Finally, after about a decade of somber, shapeless, atmospheric keyboard noodling, R.E.M. has charged up the guitars again. On its new album, Accelerate, the veteran band returns to the high-octane rock and wordy, politically sharp songs that cemented its fame more than 20 years ago.
Playing for a nearly sold-out crowd at Merriweather Post Pavilion on Wednesday night, the famed trio of Michael Stipe, Peter Buck and Mike Mills seemed invested and genuinely excited about firing things up again. Like a well-oiled machine, the guys, augmented by two musicians, pumped out the greatest hits and several lacerating new cuts that sit well alongside the classics.
R.E.M. has been playing together for nearly 30 years, so the musicianship is pristine, the guitar blasts crisp. But it was evident throughout the nearly two-hour show that the band has lost none of its verve. There's still much bite beneath the light pop gloss. If anything, the guys sound more cohesive these days.

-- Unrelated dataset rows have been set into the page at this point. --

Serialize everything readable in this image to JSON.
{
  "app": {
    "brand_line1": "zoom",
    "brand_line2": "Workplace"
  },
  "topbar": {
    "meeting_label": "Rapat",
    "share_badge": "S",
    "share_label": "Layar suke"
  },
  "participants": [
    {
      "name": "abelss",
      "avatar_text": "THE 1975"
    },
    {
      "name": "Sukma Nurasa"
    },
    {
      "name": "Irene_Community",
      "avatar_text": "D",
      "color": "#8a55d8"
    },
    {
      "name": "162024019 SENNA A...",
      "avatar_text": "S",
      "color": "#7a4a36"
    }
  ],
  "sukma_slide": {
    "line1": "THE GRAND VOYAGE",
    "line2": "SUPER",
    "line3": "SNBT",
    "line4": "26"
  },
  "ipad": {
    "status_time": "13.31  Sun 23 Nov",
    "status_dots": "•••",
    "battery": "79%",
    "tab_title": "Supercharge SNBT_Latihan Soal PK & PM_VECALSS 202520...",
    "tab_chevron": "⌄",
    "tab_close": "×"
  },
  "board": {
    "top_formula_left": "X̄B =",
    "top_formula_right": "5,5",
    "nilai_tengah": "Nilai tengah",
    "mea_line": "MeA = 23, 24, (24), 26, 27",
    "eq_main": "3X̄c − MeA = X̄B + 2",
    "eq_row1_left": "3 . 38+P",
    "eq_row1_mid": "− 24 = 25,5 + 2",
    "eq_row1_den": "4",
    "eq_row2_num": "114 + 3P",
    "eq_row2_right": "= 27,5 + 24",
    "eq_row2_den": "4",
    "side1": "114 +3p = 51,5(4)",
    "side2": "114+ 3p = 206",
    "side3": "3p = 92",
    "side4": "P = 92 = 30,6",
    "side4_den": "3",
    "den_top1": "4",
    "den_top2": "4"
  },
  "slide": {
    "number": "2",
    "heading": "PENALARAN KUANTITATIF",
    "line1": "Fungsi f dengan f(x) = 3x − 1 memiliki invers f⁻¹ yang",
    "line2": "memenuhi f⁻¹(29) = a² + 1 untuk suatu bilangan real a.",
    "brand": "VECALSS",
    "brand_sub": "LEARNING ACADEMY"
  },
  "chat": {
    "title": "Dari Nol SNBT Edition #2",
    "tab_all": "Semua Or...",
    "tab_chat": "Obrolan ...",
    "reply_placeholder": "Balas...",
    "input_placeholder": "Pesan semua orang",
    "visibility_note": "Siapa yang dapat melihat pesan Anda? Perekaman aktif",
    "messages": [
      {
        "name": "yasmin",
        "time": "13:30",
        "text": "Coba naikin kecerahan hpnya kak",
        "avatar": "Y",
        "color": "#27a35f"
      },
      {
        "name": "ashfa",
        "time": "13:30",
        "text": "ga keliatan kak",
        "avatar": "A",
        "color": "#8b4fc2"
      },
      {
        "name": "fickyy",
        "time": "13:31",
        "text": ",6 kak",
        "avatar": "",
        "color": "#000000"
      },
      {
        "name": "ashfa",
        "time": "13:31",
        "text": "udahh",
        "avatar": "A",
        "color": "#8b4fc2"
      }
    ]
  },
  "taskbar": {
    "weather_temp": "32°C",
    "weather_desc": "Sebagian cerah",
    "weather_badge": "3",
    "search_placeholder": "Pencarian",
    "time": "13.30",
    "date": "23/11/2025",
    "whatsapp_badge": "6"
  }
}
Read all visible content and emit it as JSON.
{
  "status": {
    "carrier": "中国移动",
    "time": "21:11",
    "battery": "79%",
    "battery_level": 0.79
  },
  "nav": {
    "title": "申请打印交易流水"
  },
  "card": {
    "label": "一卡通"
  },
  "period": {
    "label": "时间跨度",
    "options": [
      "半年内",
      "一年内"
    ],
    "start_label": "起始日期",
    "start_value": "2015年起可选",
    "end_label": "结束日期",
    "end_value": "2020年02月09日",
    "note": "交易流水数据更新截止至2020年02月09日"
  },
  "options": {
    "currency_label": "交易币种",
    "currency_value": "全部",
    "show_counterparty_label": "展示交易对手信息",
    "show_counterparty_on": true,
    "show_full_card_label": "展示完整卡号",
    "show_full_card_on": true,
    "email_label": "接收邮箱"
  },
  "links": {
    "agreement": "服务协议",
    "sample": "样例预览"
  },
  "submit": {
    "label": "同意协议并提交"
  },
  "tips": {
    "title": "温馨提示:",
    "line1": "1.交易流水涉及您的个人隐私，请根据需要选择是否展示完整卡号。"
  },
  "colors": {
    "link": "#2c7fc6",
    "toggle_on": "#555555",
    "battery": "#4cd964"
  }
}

They kicked off with the ranting, stream-of-consciousness cut "Finest Worksong," a standout from Document, the band's 1987 alt-rock masterstroke. While the other band members, dressed casually in jeans, expertly played their instruments, lead singer Stipe was the animated focal point. Although the slight, bald Georgian looked funereal, buttoned-up in a black suit and tie, he twitched, jumped and hip-wiggled through a succession of propulsive numbers, including "Bad Day" and "What's the Frequency, Kenneth?," before addressing the enthusiastic pavilion.
"We're going to play for another hour and 45 minutes," he said in a faux-businesslike manner. "And you're going to face this direction and jump up and down with your legs."
But the band slowed the pace down a bit with the moody "Drive," whose beat slumbered behind choppy, grinding guitars. Afterward, R.E.M. shifted gears to do some covert politicking, which is not at all unusual for the band. The anger seethed in "Ignoreland," which includes such lines as "The paper's terrified to report anything that isn't handed on a presidential spoon." Ouch. To further intensify the venom, Stipes dropped two expletives in the song.
Songs from the new album cut even deeper. "Houston," for instance, is a somber tune that addresses "the Bush administration's pathetic response to Hurricane Katrina," Stipe said. The brief but affecting song ended on a drum roll.
To lighten things a bit, Stipe traded lead-vocal duties with bassist Mills, who twanged it up for the country-imbued "(Don't Go Back to) Rockville." The momentum dragged a bit when the guys decided to unplug for a ho-hum acoustic version of "Let Me In." But thankfully, the tender guitar strumming was brief. Stipe was back to jumping and twitching as the band revved up the guitars again, delivering the sound fans had been wanting for years.